O documento foi desenvolvido pela Unidade de Avaliação de Tecnologias em Saúde do Hospital Alemão Oswaldo Cruz, em parceria com o Ministério da Saúde, no âmbito do Programa de Apoio ao Desenvolvimento Institucional do SUS (PROADI-SUS). 

Outro avanço importante incluído neste protocolo foi a incorporação da Monitorização Residencial da Pressão Arterial (MRPA) para o diagnóstico da pressão alta em adultos com suspeita da doença, recomendação embasada em parecer técnico favorável.

 

Doença multifatorial e impacto crescente

A hipertensão pode ter origem primária (genética) ou secundária, quando associada a outras condições de saúde, como doenças renais, distúrbios hormonais ou da tireoide. 

Entre os principais fatores de risco estão excesso de peso e obesidade, consumo elevado de sal, sedentarismo, tabagismo, consumo excessivo de álcool, estresse frequente, histórico familiar e envelhecimento. 

Além disso, fatores como má qualidade do sono, alimentação inadequada, com consumo excessivo de gorduras saturadas e açucares, e doenças como diabetes e colesterol elevado também contribuem para o desenvolvimento da condição. 

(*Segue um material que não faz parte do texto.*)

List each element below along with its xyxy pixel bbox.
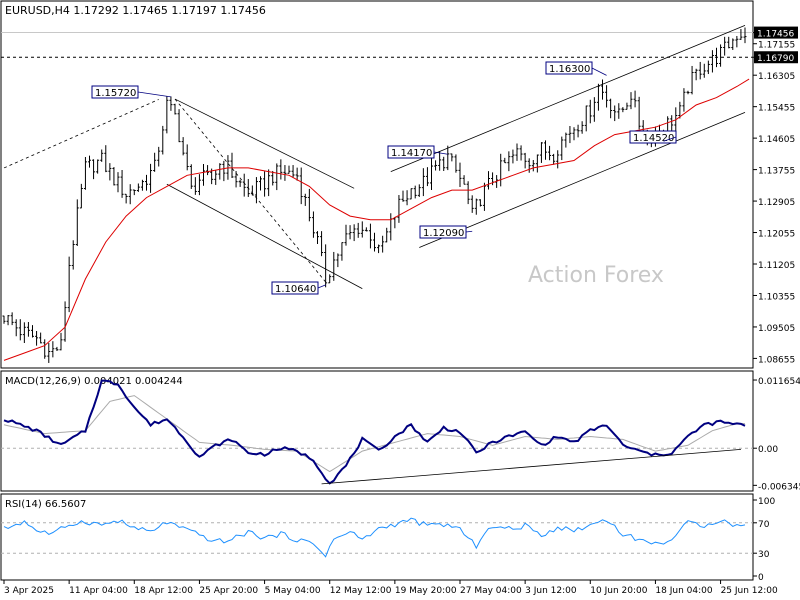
y-tick-label: 1.12055 xyxy=(758,230,795,240)
x-tick-label: 25 Jun 12:00 xyxy=(721,586,778,596)
price-annotation-label: 1.15720 xyxy=(95,88,136,99)
rsi-pane-header: RSI(14) 66.5607 xyxy=(5,499,86,510)
rsi-y-tick-label: 100 xyxy=(758,497,775,507)
x-tick-label: 27 May 04:00 xyxy=(460,586,522,596)
x-tick-label: 11 Apr 04:00 xyxy=(69,586,128,596)
y-tick-label: 1.12905 xyxy=(758,198,795,208)
trendline xyxy=(390,25,746,173)
price-annotation-label: 1.16300 xyxy=(549,64,590,75)
rsi-y-tick-label: 0 xyxy=(758,573,764,583)
macd-pane-header: MACD(12,26,9) 0.004021 0.004244 xyxy=(5,376,183,387)
y-tick-label: 1.15455 xyxy=(758,104,795,114)
price-annotation-leader xyxy=(317,284,326,289)
rsi-y-tick-label: 70 xyxy=(758,520,770,530)
price-annotation-leader xyxy=(465,230,473,233)
price-annotation-leader xyxy=(433,151,448,155)
x-tick-label: 18 Apr 12:00 xyxy=(134,586,193,596)
x-tick-label: 3 Apr 2025 xyxy=(4,586,54,596)
watermark: Action Forex xyxy=(528,263,664,288)
x-tick-label: 18 Jun 04:00 xyxy=(655,586,712,596)
x-tick-label: 10 Jun 20:00 xyxy=(590,586,647,596)
y-tick-label: 1.11205 xyxy=(758,261,795,271)
macd-pane: MACD(12,26,9) 0.004021 0.004244 0.011654… xyxy=(0,370,800,492)
price-annotation: 1.14520 xyxy=(629,130,677,144)
x-tick-label: 25 Apr 20:00 xyxy=(199,586,258,596)
trendline xyxy=(3,99,159,169)
trendline xyxy=(174,98,355,189)
y-tick-label: 1.17155 xyxy=(758,41,795,51)
y-tick-label: 1.16305 xyxy=(758,72,795,82)
price-annotation-label: 1.14520 xyxy=(633,133,674,144)
price-annotation-leader xyxy=(137,91,171,98)
x-axis: 3 Apr 2025 11 Apr 04:00 18 Apr 12:00 25 Apr… xyxy=(3,580,778,596)
y-tick-label: 1.09505 xyxy=(758,324,795,334)
macd-trendline xyxy=(321,448,741,485)
rsi-pane: RSI(14) 66.5607 100 70 30 0 xyxy=(0,493,775,583)
trendline xyxy=(166,183,363,289)
price-annotation-label: 1.10640 xyxy=(275,284,316,295)
reference-price-box xyxy=(754,51,798,64)
price-pane: EURUSD,H4 1.17292 1.17465 1.17197 1.1745… xyxy=(0,0,798,369)
price-annotation-label: 1.14170 xyxy=(391,148,432,159)
price-annotation-label: 1.12090 xyxy=(423,228,464,239)
macd-pane-frame xyxy=(0,370,754,492)
reference-price-label: 1.16790 xyxy=(757,54,794,64)
macd-signal-line xyxy=(3,395,745,473)
x-tick-label: 12 May 12:00 xyxy=(330,586,392,596)
macd-y-tick-label: -0.006345 xyxy=(758,482,800,492)
macd-y-tick-label: 0.00 xyxy=(758,445,778,455)
trendline xyxy=(419,112,746,248)
rsi-line xyxy=(3,517,746,558)
x-tick-label: 19 May 20:00 xyxy=(395,586,457,596)
macd-y-tick-label: 0.011654 xyxy=(758,377,800,387)
y-tick-label: 1.13755 xyxy=(758,167,795,177)
price-pane-header: EURUSD,H4 1.17292 1.17465 1.17197 1.1745… xyxy=(5,4,266,17)
price-annotation: 1.10640 xyxy=(271,281,326,295)
price-annotation: 1.15720 xyxy=(91,85,171,99)
current-price-box xyxy=(754,26,798,39)
price-annotation: 1.14170 xyxy=(387,145,448,159)
price-pane-frame xyxy=(0,0,754,369)
current-price-label: 1.17456 xyxy=(757,30,794,40)
price-annotation-leader xyxy=(663,136,677,142)
x-tick-label: 3 Jun 12:00 xyxy=(525,586,577,596)
price-annotation: 1.12090 xyxy=(419,225,473,239)
x-tick-label: 5 May 04:00 xyxy=(265,586,321,596)
rsi-y-tick-label: 30 xyxy=(758,550,770,560)
price-annotation-leader xyxy=(591,67,607,76)
macd-line xyxy=(3,379,746,485)
rsi-pane-frame xyxy=(0,493,754,581)
y-tick-label: 1.10355 xyxy=(758,292,795,302)
price-annotation: 1.16300 xyxy=(545,61,607,76)
y-tick-label: 1.14605 xyxy=(758,135,795,145)
y-tick-label: 1.08655 xyxy=(758,355,795,365)
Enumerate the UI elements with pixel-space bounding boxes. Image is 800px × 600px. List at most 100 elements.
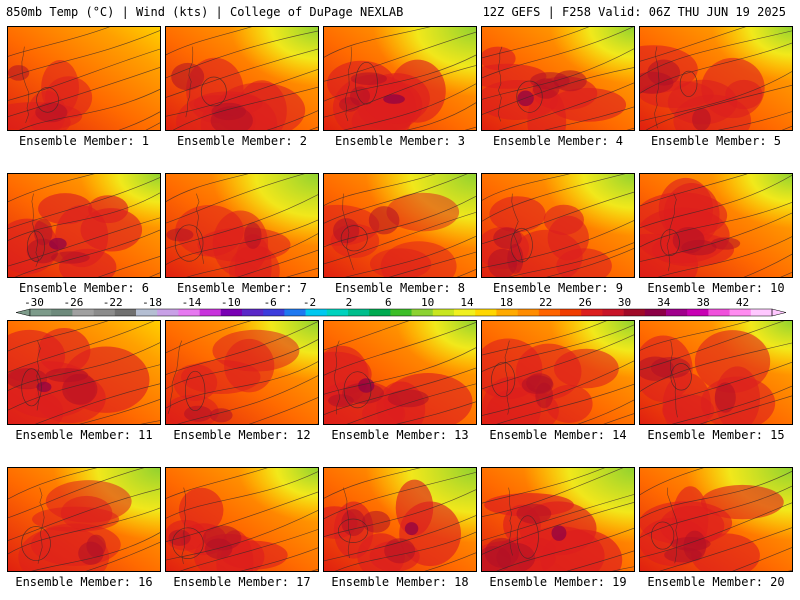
member-map-panel (323, 320, 477, 425)
colorbar-swatch (390, 309, 412, 316)
member-map-panel (7, 467, 161, 572)
member-map-panel (481, 467, 635, 572)
colorbar-swatch (750, 309, 773, 316)
colorbar-swatch (263, 309, 285, 316)
colorbar-tick-label: -6 (264, 296, 277, 309)
colorbar-swatch (687, 309, 709, 316)
member-map-panel (165, 173, 319, 278)
colorbar-swatch (178, 309, 200, 316)
member-label: Ensemble Member: 2 (176, 134, 308, 148)
temperature-map (482, 321, 634, 424)
temperature-map (324, 174, 476, 277)
temperature-map (166, 468, 318, 571)
temperature-map (8, 27, 160, 130)
member-map-panel (639, 26, 793, 131)
temperature-map (8, 174, 160, 277)
colorbar-swatch (369, 309, 391, 316)
colorbar-tick-label: -10 (221, 296, 241, 309)
colorbar-swatch (475, 309, 497, 316)
member-map-panel (323, 26, 477, 131)
temperature-map (166, 27, 318, 130)
temperature-map (482, 27, 634, 130)
colorbar-tick-label: -30 (24, 296, 44, 309)
member-map-panel (481, 173, 635, 278)
colorbar-swatch (199, 309, 222, 316)
member-label: Ensemble Member: 20 (647, 575, 785, 589)
colorbar-tick-label: -22 (103, 296, 123, 309)
colorbar-tick-label: 14 (460, 296, 474, 309)
member-label: Ensemble Member: 7 (176, 281, 308, 295)
member-label: Ensemble Member: 14 (489, 428, 627, 442)
temperature-map (482, 174, 634, 277)
temperature-map (640, 27, 792, 130)
colorbar-tick-label: -2 (303, 296, 316, 309)
temperature-map (8, 321, 160, 424)
colorbar-swatch (729, 309, 752, 316)
member-label: Ensemble Member: 17 (173, 575, 311, 589)
colorbar-swatch (157, 309, 179, 316)
member-label: Ensemble Member: 15 (647, 428, 785, 442)
chart-title: 850mb Temp (°C) | Wind (kts) | College o… (6, 5, 404, 19)
colorbar-swatch (305, 309, 328, 316)
colorbar-swatch (326, 309, 349, 316)
member-label: Ensemble Member: 5 (650, 134, 782, 148)
temperature-map (640, 321, 792, 424)
colorbar-swatch (602, 309, 624, 316)
member-label: Ensemble Member: 9 (492, 281, 624, 295)
temperature-map (324, 27, 476, 130)
colorbar-swatch (242, 309, 264, 316)
member-label: Ensemble Member: 12 (173, 428, 311, 442)
member-map-panel (323, 173, 477, 278)
colorbar-swatch (93, 309, 116, 316)
temperature-map (640, 174, 792, 277)
colorbar-tick-label: 38 (697, 296, 710, 309)
temperature-map (640, 468, 792, 571)
colorbar-swatch (538, 309, 561, 316)
temperature-colorbar: -30 -26 -22 -18 -14 -10 -6 -2 2 6 10 14 18 22 26 30 34 38… (0, 296, 800, 318)
member-map-panel (7, 320, 161, 425)
member-label: Ensemble Member: 3 (334, 134, 466, 148)
colorbar-tick-label: 18 (500, 296, 513, 309)
member-label: Ensemble Member: 6 (18, 281, 150, 295)
colorbar-swatch (72, 309, 94, 316)
colorbar-swatch (454, 309, 476, 316)
colorbar-swatch (644, 309, 667, 316)
colorbar-swatch (220, 309, 243, 316)
temperature-map (482, 468, 634, 571)
member-label: Ensemble Member: 19 (489, 575, 627, 589)
colorbar-arrow-right (771, 308, 787, 317)
member-label: Ensemble Member: 10 (647, 281, 785, 295)
temperature-map (324, 468, 476, 571)
member-map-panel (481, 26, 635, 131)
colorbar-tick-label: -14 (182, 296, 202, 309)
member-label: Ensemble Member: 1 (18, 134, 150, 148)
colorbar-tick-label: 30 (618, 296, 631, 309)
colorbar-swatch (30, 309, 52, 316)
member-map-panel (7, 173, 161, 278)
run-info: 12Z GEFS | F258 Valid: 06Z THU JUN 19 20… (482, 5, 786, 19)
member-map-panel (165, 26, 319, 131)
member-label: Ensemble Member: 13 (331, 428, 469, 442)
temperature-map (166, 321, 318, 424)
temperature-map (8, 468, 160, 571)
member-label: Ensemble Member: 16 (15, 575, 153, 589)
member-label: Ensemble Member: 8 (334, 281, 466, 295)
colorbar-arrow-left (15, 308, 31, 317)
colorbar-swatch (496, 309, 518, 316)
colorbar-svg: -30 -26 -22 -18 -14 -10 -6 -2 2 6 10 14 18 22 26 30 34 38… (15, 296, 787, 317)
colorbar-tick-label: 26 (578, 296, 591, 309)
colorbar-swatch (284, 309, 306, 316)
colorbar-tick-label: 10 (421, 296, 434, 309)
colorbar-swatch (708, 309, 730, 316)
colorbar-swatch (51, 309, 73, 316)
colorbar-tick-label: 34 (657, 296, 671, 309)
colorbar-swatch (666, 309, 688, 316)
colorbar-swatch (517, 309, 540, 316)
member-map-panel (323, 467, 477, 572)
member-map-panel (7, 26, 161, 131)
colorbar-swatch (581, 309, 603, 316)
member-map-panel (639, 467, 793, 572)
colorbar-tick-label: 6 (385, 296, 392, 309)
temperature-map (166, 174, 318, 277)
colorbar-tick-label: 22 (539, 296, 552, 309)
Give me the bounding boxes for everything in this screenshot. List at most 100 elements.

Outro ponto de atenção é a chamada síndrome do jaleco branco, condição em que o paciente apresenta elevação da pressão arterial apenas durante consultas médicas ou em ambientes clínicos, enquanto os níveis se mantêm normais em casa. 

Frequentemente associada à ansiedade, pode incluir sintomas como tremores, palpitações, respiração acelerada, tontura e tensão muscular. “A pressão elevada no consultório pode não refletir a realidade do paciente no dia a dia. Por isso, é fundamental complementar a avaliação com medições fora do ambiente clínico, para garantir um diagnóstico mais preciso”, comenta o cardiologista.

 

Tecnologia como aliada no monitoramento e medição em casa

O uso de dispositivos vestíveis, como relógios inteligentes, também pode contribuir para o acompanhamento da saúde cardiovascular, especialmente em pessoas acima dos 50 anos. 

“Com sensores cada vez mais precisos e funções voltadas ao bem-estar, esses dispositivos podem se tornar aliados importantes na prevenção de doenças e no acompanhamento da rotina”, explica o especialista do Hospital Alemão Oswaldo Cruz. 

Entre os principais benefícios está o monitoramento contínuo da frequência cardíaca, que pode ajudar a identificar alterações e orientar a busca por avaliação médica. 

Além disso, a aferição da pressão arterial em casa é uma ferramenta importante para o acompanhamento da saúde. Para garantir resultados confiáveis, algumas orientações são essenciais:

  • utilizar um aparelho validado, preferencialmente automático de braço;
  • realizar a medição em ambiente calmo, após pelo menos cinco minutos de repouso;
  • manter o braço apoiado na altura do coração;
  • posicionar corretamente o manguito e seguir as instruções do aparelho;
  • registrar os valores e repetir a medição em diferentes momentos. 

Esses cuidados ajudam a garantir maior precisão nas medições e contribuem para um acompanhamento mais eficaz.

 

Prevenção e controle: compromisso coletivo

Mesmo sem cura na maioria dos casos, a hipertensão pode ser controlada com acompanhamento médico e mudanças no estilo de vida. A adoção de hábitos saudáveis é fundamental para reduzir riscos e melhorar a qualidade de vida. 

Entre as principais recomendações estão praticar atividade física regularmente (pelo menos 150 minutos por semana), reduzir o consumo de sal (até 5g por dia, segundo a Organização Mundial da Saúde), manter uma alimentação equilibrada, evitar o tabagismo, moderar o consumo de álcool, controlar o estresse, manter o peso adequado e realizar acompanhamento médico regular. 

“Mesmo com a adoção de hábitos saudáveis, é fundamental manter o acompanhamento regular com um profissional de saúde, que pode avaliar corretamente os níveis de pressão e indicar o tratamento mais adequado para cada caso”, reforça o Dr. Leandro. 

O Hospital Alemão Oswaldo Cruz reforça a importância do cuidado contínuo com a saúde cardiovascular e destaca que o controle da hipertensão depende de uma atuação conjunta entre pacientes, profissionais de saúde, famílias e sociedade.